Tobias Bodin, S campaign official, showed the party posters that day, but then did not tell about the secret codes.

“I was expecting someone to care and ask questions about this, and it was you,” he says when Expressen calls.

On one poster, Socialist Party leader Magdalena Andersson sits with a notebook and pen in front of her. There is a phone number on the block.

Anyone who tries to contact him is answered by the answering machine with a pre-recorded message:

Hi Magdalena Andersson here. You certainly have an eye for detail and seem interested in social democrats“, begins Leader S, then urges people to go and vote and whoever wants to, also joins S.

Board with Jasplan

But there are more hidden messages.

Behind Magdalena Andersson and the two S-shaped names, Helene Fritzon and Johan Danielsson, the Swedish flag can also be seen on a stone. The stone dates back to the fall of the Berlin Wall in 1989 and Gasplane appears on a plaque in the background.

The messages are in line with S's campaign, which revolves around the need for Europe to stay together, not least against Russia, and the party's demand to send Gasplan to Ukraine, according to Boudin.
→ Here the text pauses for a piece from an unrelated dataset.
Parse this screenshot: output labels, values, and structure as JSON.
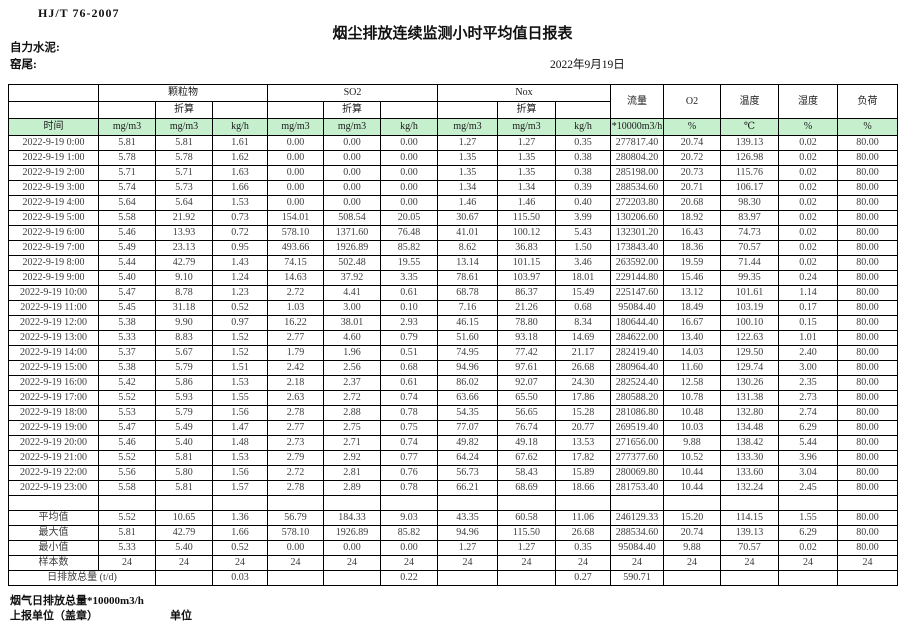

– In Europe, we should not have a new Berlin Wall dividing our countries, and this is what it should symbolize.

The party's national election advertisements will launch on Friday, and on Monday, the Swedish Electoral Commission launched a major media campaign. It will appear on television, newspapers, social media, billboards and podcasts and contain information about how and when the EU elections will take place and vote.